The company’s transparent handling of the lawsuit and its efforts to prevent future legal issues underscored its resilience and potential for future success.


Summary


From the perils of buying a business with pending lawsuits to the strategies that pave the way to successful sales, this guide has traversed the full spectrum of selling a business under the cloud of litigation. We’ve uncovered the financial and reputational consequences, the legal obligations and disclosures, and the crucial steps of managing risks, navigating sales processes, and understanding successor liability. Armed with these insights, may you sail confidently into the future, steering your business sales to favorable shores. Contact J. Muir & Associates today to see how we can further help you navigate a potential business sale with a pending lawsuit in the pipeline!


Frequently Asked Questions


Can you sell a company with a pending lawsuit?

Yes, it is possible to sell a company with a pending lawsuit through strategic planning, transparent communication with shareholders, and expert guidance.


Can someone sue you for selling their product?

Yes, someone can sue you for copyright infringement if you sell their product without permission. It’s important to be aware of copyright laws to avoid legal consequences.


What happens to debts when a business is sold?

When a business is sold, the debts can generally be handled in one of three ways: the seller can pay off the debt before the closing, the buyer can assume the debt or the debt can be paid at closing through escrow from the seller’s proceeds. This allows for a smooth transition of financial obligations during the sale.
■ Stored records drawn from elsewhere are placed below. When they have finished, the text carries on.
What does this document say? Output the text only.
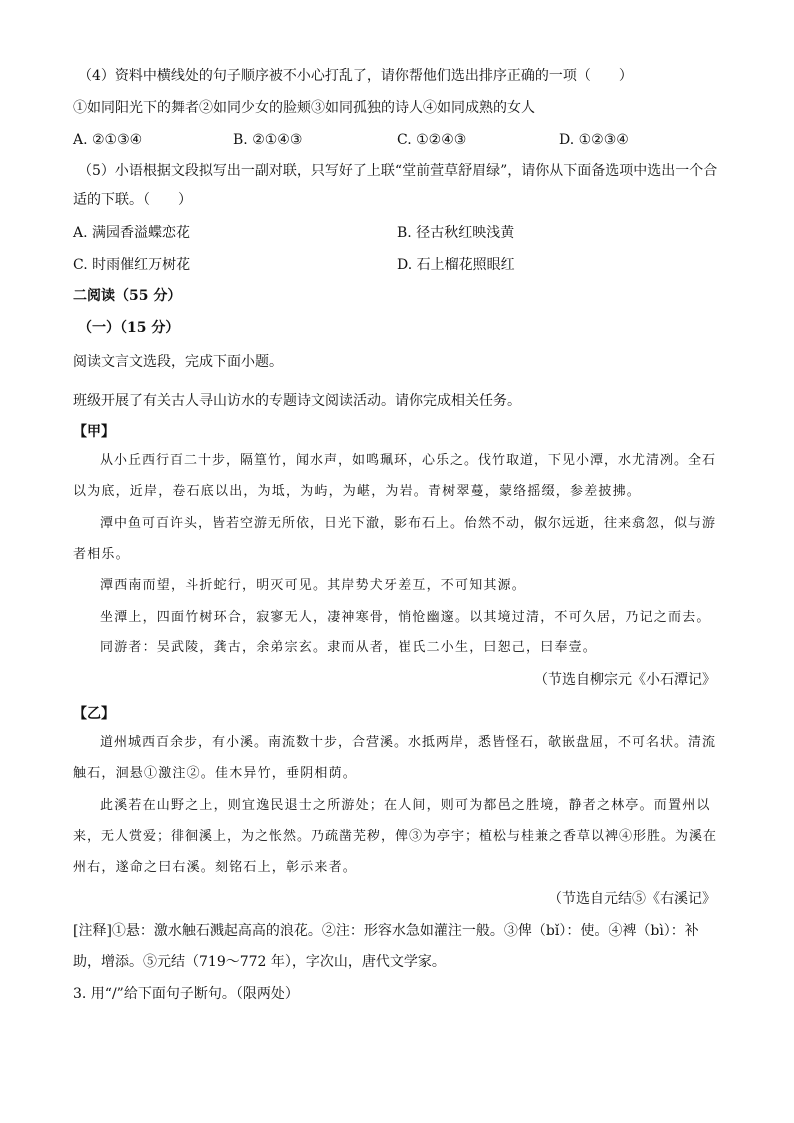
（4）资料中横线处的句子顺序被不小心打乱了，请你帮他们选出排序正确的一项（　　）
①如同阳光下的舞者②如同少女的脸颊③如同孤独的诗人④如同成熟的女人
A. ②①③④	B. ②①④③	C. ①②④③	D. ①②③④
（5）小语根据文段拟写出一副对联，只写好了上联“堂前萱草舒眉绿”，请你从下面备选项中选出一个合
适的下联。（　　）
A. 满园香溢蝶恋花	B. 径古秋红映浅黄
C. 时雨催红万树花	D. 石上榴花照眼红
二阅读（55 分）
（一）（15 分）
阅读文言文选段，完成下面小题。
班级开展了有关古人寻山访水的专题诗文阅读活动。请你完成相关任务。
【甲】
从小丘西行百二十步，隔篁竹，闻水声，如鸣珮环，心乐之。伐竹取道，下见小潭，水尤清冽。全石
以为底，近岸，卷石底以出，为坻，为屿，为嵁，为岩。青树翠蔓，蒙络摇缀，参差披拂。
潭中鱼可百许头，皆若空游无所依，日光下澈，影布石上。佁然不动，俶尔远逝，往来翕忽，似与游
者相乐。
潭西南而望，斗折蛇行，明灭可见。其岸势犬牙差互，不可知其源。
坐潭上，四面竹树环合，寂寥无人，凄神寒骨，悄怆幽邃。以其境过清，不可久居，乃记之而去。
同游者：吴武陵，龚古，余弟宗玄。隶而从者，崔氏二小生，曰恕己，曰奉壹。
（节选自柳宗元《小石潭记》
【乙】
道州城西百余步，有小溪。南流数十步，合营溪。水抵两岸，悉皆怪石，欹嵌盘屈，不可名状。清流
触石，洄悬①激注②。佳木异竹，垂阴相荫。
此溪若在山野之上，则宜逸民退士之所游处；在人间，则可为都邑之胜境，静者之林亭。而置州以
来，无人赏爱；徘徊溪上，为之怅然。乃疏凿芜秽，俾③为亭宇；植松与桂兼之香草以裨④形胜。为溪在
州右，遂命之曰右溪。刻铭石上，彰示来者。
（节选自元结⑤《右溪记》
[注释]①悬：激水触石溅起高高的浪花。②注：形容水急如灌注一般。③俾（bǐ）：使。④裨（bì）：补
助，增添。⑤元结（719～772 年），字次山，唐代文学家。
3. 用“/”给下面句子断句。（限两处）
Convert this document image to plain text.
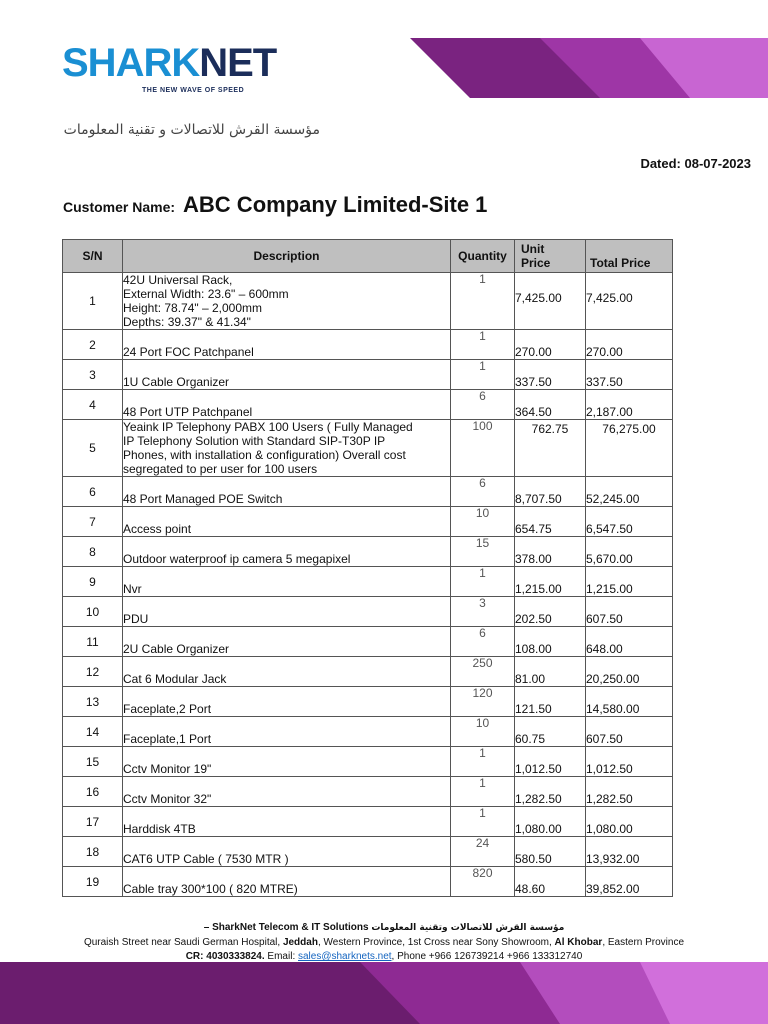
SHARKNET
THE NEW WAVE OF SPEED
مؤسسة القرش للاتصالات و تقنية المعلومات
Dated: 08-07-2023
Customer Name: ABC Company Limited-Site 1
S/N	Description	Quantity	Unit Price	Total Price
1	42U Universal Rack,
External Width: 23.6" – 600mm
Height: 78.74" – 2,000mm
Depths: 39.37" & 41.34"	1	7,425.00	7,425.00
2	24 Port FOC Patchpanel	1	270.00	270.00
3	1U Cable Organizer	1	337.50	337.50
4	48 Port UTP Patchpanel	6	364.50	2,187.00
5	Yeaink IP Telephony PABX 100 Users ( Fully Managed
IP Telephony Solution with Standard SIP-T30P IP
Phones, with installation & configuration) Overall cost
segregated to per user for 100 users	100	762.75	76,275.00
6	48 Port Managed POE Switch	6	8,707.50	52,245.00
7	Access point	10	654.75	6,547.50
8	Outdoor waterproof ip camera 5 megapixel	15	378.00	5,670.00
9	Nvr	1	1,215.00	1,215.00
10	PDU	3	202.50	607.50
11	2U Cable Organizer	6	108.00	648.00
12	Cat 6 Modular Jack	250	81.00	20,250.00
13	Faceplate,2 Port	120	121.50	14,580.00
14	Faceplate,1 Port	10	60.75	607.50
15	Cctv Monitor 19"	1	1,012.50	1,012.50
16	Cctv Monitor 32"	1	1,282.50	1,282.50
17	Harddisk 4TB	1	1,080.00	1,080.00
18	CAT6 UTP Cable ( 7530 MTR )	24	580.50	13,932.00
19	Cable tray 300*100 ( 820 MTRE)	820	48.60	39,852.00
– SharkNet Telecom & IT Solutions مؤسسة القرش للاتصالات وتقنية المعلومات
Quraish Street near Saudi German Hospital, Jeddah, Western Province, 1st Cross near Sony Showroom, Al Khobar, Eastern Province
CR: 4030333824. Email: sales@sharknets.net, Phone +966 126739214 +966 133312740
What happens when someone sues a business?

When someone sues a business, the business will have to be served with a process so that the court can have jurisdiction over it and make a decision on the case. This can result in the business being liable, ordered to pay damages, or taking other actions as per the court’s decision.


Can a business still be sold if there is a pending lawsuit against it?

Yes, a business can still be sold with a pending lawsuit, but it requires careful legal navigation and potential adjustments to the sale structure and valuation to account for the risk involved.